#FuturoPresente: os pesquisadores estão conseguindo ler os papiros de Herculano

Sítio arqueológico de Herculano. Fonte: Wikimedia Commons.

Desde que começaram a ser descobertos, no século XVIII, os sítios arqueológicos das cidades romanas de Herculano e Pompeia (destruídas por uma erupção do Vesúvio no ano de 79 d.C.) revelaram uma quantidade extraordinária de informações. Em objetos, moedas, joias, alimentos, casas, templos, organização urbana e, certamente, nos restos mortais de muitas das vítimas.

Papiros, papiros!

Uma das fontes mais extraordinárias de informações são os cerca de 1.800 papiros descobertos até o momento na chamada “Vila dos Papiros”, em Herculano. Ao contrário do que aconteceu em Pompeia, atingida por um poderoso fluxo piroclástico (mistura de gases, cinzas e fragmentos de rocha que pode chegar a mil graus Celsius e a 700 km/h) que destruiu praticamente todos os materiais orgânicos, Herculano recebeu uma onda de lama vulcânica mais densa. Um material muito quente, que “assou” e queimou tudo o que encontrou pela frente, mas sem dispersar os restos. Com isso, os papiros do que era uma biblioteca privada – pertencente, provavelmente, a Lúcio Calpúrnio Pisão Cesonino, sogro de Júlio César e patrono das artes e da filosofia – acabaram preservados. Devidamente enrolados, como eram conservados os papiros, mas terrivelmente carbonizados e muito, muito frágeis.

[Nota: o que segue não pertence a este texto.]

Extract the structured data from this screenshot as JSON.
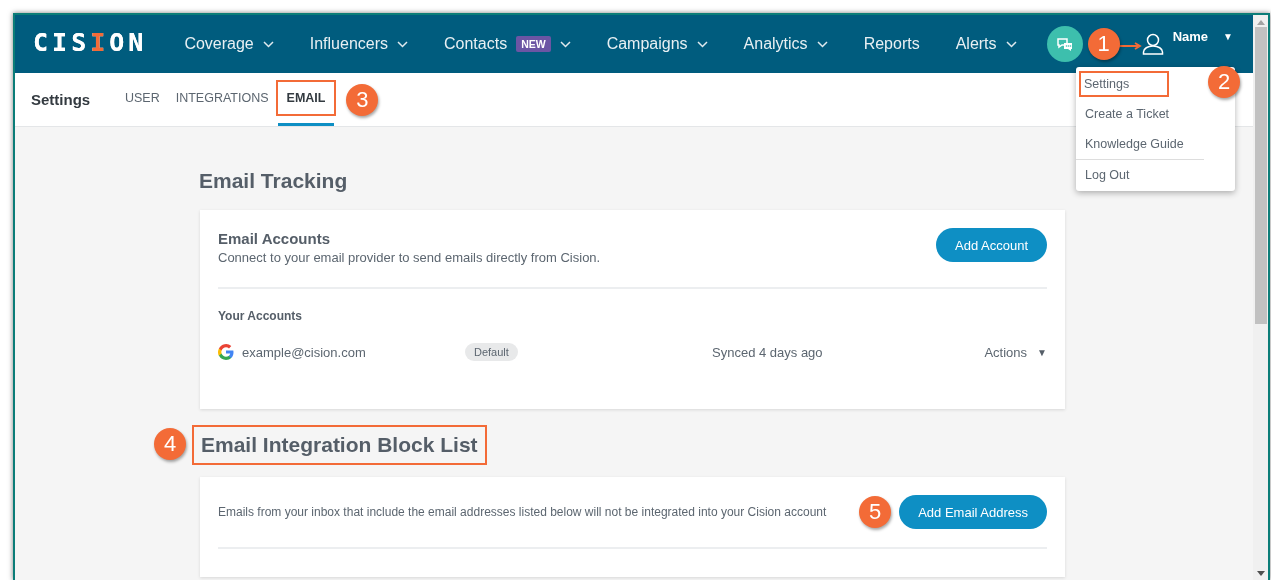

O Brasil também tem participação nesse desafio: pesquisadores brasileiros integram uma das equipes que competem para decifrar os manuscritos de Herculano.

Um dos raríssimos “papiros carbonizados” de Herculano. Fonte: Vesuvius Challenge.

O desafio da leitura

Os textos, porém, ainda estavam ali – provavelmente, de obras clássicas conhecidas e até desconhecidas, verdadeiros tesouros da Antiguidade ocidental. Mas, como acessá-los? Afinal, é simplesmente impossível desenrolá-los fisicamente – eles virariam pó em questão de segundos! Desde 1755, quando os primeiros foram descobertos, alguns, de fato, foram abertos fisicamente – e acabaram destruídos…

Esse é o tipo de desafio que inspira cientistas, inclusive pelos resultados que pode gerar para além da decifração dos próprios papiros. A partir disso – mas nascendo de pesquisas anteriores –, em 2023 foi lançado o projeto “Vesuvius Challenge” (“Desafio do Vesúvio”), que oferece um prêmio de US$ 1 milhão para cientistas que conseguirem extrair os textos dos livros usando tecnologias digitais – de aprendizagem de máquina, visão computacional e inteligência artificial.

E surgem as primeiras letras… Fonte: Vesuvius Challenge.

A primeira grande descoberta: o papiro de En-Gedi

A história do “Vesuvius Challenge” começou no início do século, quando o professor Brent Seales, da Universidade de Kentucky (EUA), começou a investigar caminhos para a decifração não invasiva de antigos documentos carbonizados. Em 2015, ele e sua equipe desenvolveram um método para acessar um antigo documento, o Papiro de En-Gedi Levítico (EGLev), descoberto em 1970 na antiga sinagoga de Ein Gedi, em Israel.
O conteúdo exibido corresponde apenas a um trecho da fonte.